From PayPal to mobile payments to other segments of the electronic payment industry, convenience is battling with remittance fees. On the one hand, consumers like the idea of being able to send payments digitally rather than paying in cash, using a credit card, or sending a check. However, global payments have consistently been waylaid by banks and third parties that tack fees on top of the payment amount. In most cases, these fees are not billed as flat rates but as percentages.
How high are those percentages? According to the World Bank, the average global payment fee is 7.5% for consumers and over 10% for commercial entities. Those percentages are substantial for smaller payments. Get into bigger transactions and these remittance fees can become prohibitively expensive. The presence of third parties in the global payment market is preventing the financial industry—and consumers worldwide—from embracing the convenience of digital transactions.
Rewriting the global payment narrative with Blockchain
Among its other potential benefits, blockchain cuts the middleman out of digital transactions. Blockchain’s digital ledger technology eliminates a lot of the labor and processing involved with global payment transfers. Third parties charge fees to verify the validity and security of the transaction, make conversions from one currency to the next, and complete other vital processes. There is a reason that remittance charges are often classified as “service fees”: third parties need to provide specific services to make the payments go through, and they are compensated for those services based on the size of the payment.
Blockchain can simplify this process in several ways, eliminating the need for third parties to provide their services while making service fees on global payments a thing of the past. Blockchain can verify the identity of the person sending the money and then deliver a “smart contract” to the recipient’s banking institution. The technology notifies bank regulators of the transaction and uses “liquidity providers” to calculate and automate the currency conversion.
Regulators embrence technologies like Blockchain
Regulators are among the financial industry figures most eager to embrace technologies like Blockchain. In March 2016, the United Kingdom’s Financial Conduct Authority (FCA) published a press release announcing a new agreement between British and Australian financial regulators “to support innovative businesses.” The agreement stated that the FCA and the Australian Securities and Investments Commission (ASIC) would “refer to one another those innovative businesses seeking to enter the other’s market.” In essence, the agreement made it easier for innovations in finance to take root across oceans and boundaries—something that could be of huge benefit to the complications attached to global payments.
Greg Medcraft, the Chairman of ASIC, mentioned blockchain by name when discussing fintech business models “seeking assistance about how to navigate the regulator requirements.” He said that, by encouraging innovation, regulators could break down barriers to entry for new financial technologies, thereby making it easier for those technologies to scale up to the global level.
FCA and ASIC aren’t the only financial regulatory authorities that have entered into this kind of pro-innovation agreement. Comparable agreements exist between the United Kingdom and Singapore, and between Singapore and Switzerland
Blockchain: the Future of digital transactions?

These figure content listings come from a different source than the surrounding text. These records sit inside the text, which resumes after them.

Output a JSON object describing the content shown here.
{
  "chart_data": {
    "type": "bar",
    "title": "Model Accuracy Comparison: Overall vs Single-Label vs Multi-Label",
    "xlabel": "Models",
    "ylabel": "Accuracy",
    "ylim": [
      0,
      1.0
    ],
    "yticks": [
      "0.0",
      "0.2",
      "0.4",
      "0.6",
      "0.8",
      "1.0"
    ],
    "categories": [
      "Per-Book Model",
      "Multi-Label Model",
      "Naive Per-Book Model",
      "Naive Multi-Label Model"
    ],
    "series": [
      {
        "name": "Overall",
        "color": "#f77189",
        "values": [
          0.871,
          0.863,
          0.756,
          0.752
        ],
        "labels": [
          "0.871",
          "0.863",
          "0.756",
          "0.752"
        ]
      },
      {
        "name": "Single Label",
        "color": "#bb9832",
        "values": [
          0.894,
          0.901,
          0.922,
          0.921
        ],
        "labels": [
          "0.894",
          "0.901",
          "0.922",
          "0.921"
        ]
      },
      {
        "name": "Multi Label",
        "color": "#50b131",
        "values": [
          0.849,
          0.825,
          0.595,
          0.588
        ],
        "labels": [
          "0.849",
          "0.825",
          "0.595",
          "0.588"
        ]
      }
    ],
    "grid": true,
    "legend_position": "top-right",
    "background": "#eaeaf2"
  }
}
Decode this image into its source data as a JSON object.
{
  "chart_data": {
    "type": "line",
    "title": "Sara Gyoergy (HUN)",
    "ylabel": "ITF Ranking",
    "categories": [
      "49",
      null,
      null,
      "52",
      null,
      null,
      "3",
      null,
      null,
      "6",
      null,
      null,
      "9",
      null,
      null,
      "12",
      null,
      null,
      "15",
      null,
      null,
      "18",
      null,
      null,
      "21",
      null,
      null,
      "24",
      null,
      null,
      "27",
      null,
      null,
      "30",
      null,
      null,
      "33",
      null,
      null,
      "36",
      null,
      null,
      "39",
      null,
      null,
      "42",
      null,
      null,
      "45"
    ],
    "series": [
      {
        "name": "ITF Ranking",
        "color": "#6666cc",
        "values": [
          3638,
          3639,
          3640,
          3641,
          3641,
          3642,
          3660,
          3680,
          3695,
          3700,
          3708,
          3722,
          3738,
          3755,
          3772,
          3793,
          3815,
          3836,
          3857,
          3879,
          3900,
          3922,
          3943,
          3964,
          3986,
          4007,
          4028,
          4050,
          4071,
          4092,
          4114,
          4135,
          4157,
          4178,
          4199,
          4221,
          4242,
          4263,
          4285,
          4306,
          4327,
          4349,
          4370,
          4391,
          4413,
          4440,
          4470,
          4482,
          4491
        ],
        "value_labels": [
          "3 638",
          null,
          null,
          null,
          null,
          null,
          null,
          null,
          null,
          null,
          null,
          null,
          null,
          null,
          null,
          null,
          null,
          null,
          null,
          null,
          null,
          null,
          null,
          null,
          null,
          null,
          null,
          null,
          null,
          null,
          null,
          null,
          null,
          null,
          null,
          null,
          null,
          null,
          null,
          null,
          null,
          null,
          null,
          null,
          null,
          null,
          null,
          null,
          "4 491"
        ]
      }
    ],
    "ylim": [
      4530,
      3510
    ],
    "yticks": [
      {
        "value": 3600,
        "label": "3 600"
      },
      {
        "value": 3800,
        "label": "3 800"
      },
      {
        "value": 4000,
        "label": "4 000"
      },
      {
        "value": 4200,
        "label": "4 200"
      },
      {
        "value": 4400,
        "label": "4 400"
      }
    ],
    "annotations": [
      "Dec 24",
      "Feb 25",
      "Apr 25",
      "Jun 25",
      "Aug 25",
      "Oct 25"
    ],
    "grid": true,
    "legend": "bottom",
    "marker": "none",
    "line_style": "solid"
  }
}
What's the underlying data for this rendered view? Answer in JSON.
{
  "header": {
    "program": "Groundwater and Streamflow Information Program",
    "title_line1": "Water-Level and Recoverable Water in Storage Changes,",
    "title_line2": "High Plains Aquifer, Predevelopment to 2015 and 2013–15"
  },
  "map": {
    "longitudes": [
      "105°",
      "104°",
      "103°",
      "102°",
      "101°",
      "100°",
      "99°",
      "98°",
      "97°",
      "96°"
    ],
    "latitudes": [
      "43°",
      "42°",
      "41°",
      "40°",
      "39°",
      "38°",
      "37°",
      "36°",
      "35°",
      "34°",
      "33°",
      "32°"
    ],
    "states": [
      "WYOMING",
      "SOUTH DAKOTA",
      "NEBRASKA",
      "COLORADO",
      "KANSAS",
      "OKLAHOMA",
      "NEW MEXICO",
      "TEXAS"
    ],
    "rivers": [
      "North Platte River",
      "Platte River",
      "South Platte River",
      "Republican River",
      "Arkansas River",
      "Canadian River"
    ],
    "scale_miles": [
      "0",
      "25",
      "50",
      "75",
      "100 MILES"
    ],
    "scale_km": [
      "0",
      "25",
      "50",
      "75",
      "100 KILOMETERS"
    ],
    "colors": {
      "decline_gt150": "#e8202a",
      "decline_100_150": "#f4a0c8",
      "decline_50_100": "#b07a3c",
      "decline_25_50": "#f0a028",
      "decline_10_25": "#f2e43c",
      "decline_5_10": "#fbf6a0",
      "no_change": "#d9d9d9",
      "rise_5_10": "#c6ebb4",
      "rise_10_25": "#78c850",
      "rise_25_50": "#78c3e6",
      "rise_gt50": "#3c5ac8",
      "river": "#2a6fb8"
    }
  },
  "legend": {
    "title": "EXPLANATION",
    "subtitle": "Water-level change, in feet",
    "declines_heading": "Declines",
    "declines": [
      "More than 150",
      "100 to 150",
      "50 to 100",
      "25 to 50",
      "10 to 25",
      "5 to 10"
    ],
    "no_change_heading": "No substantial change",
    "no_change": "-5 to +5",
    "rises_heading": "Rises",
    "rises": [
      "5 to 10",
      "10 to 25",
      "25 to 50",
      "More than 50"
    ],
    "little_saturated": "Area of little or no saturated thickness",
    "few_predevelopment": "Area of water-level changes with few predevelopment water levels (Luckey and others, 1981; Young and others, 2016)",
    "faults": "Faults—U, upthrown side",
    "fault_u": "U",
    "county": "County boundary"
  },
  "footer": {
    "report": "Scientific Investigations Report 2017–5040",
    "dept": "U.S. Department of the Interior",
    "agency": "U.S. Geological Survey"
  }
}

Blockchain’s digital ledger technology takes care of everything from the moment the sender submits a digital payment to the moment the money lands in the recipient’s account on the other. In fact, blockchain technology can make digital payments move faster so that a payment recipient can access his or her funds just seconds after they are sent. No longer will it take payments hours or days to process. And since blockchain has already been touted for its ability to make payments more secure—with protections against fraud, scams, double billing, and more—it seems like it will only be a matter of time before the technology becomes standard in all global payments and digital transactions.
The gpi from Swift
Of course, it’s also worth noting that blockchain technology is not the only innovation with the potential to streamline global payments. Swift, a “global provider of secure financial messaging services,” recently launched a “global payments innovation” service, or gpi. Opened in May, the gpi service connects 12 transaction banks with presences in 60 different countries. Without digital ledger technology, this network of banks allows for live international payments as well as “end-to-end payment tracking.”
The technology doesn’t completely do away with service fees, but it makes them easier to predict and less extreme in pricing. Payments also aren’t instantaneous, as they would be with digital ledger technology, but Swift says they will only take a day to process through gpi as opposed to the old three-to-five-day standard. Critics of the service say it could be improved by incorporating blockchain, but Swift—which claims that 100 additional transaction banks are already signed up to join gpi—looks intent on blazing a different trail.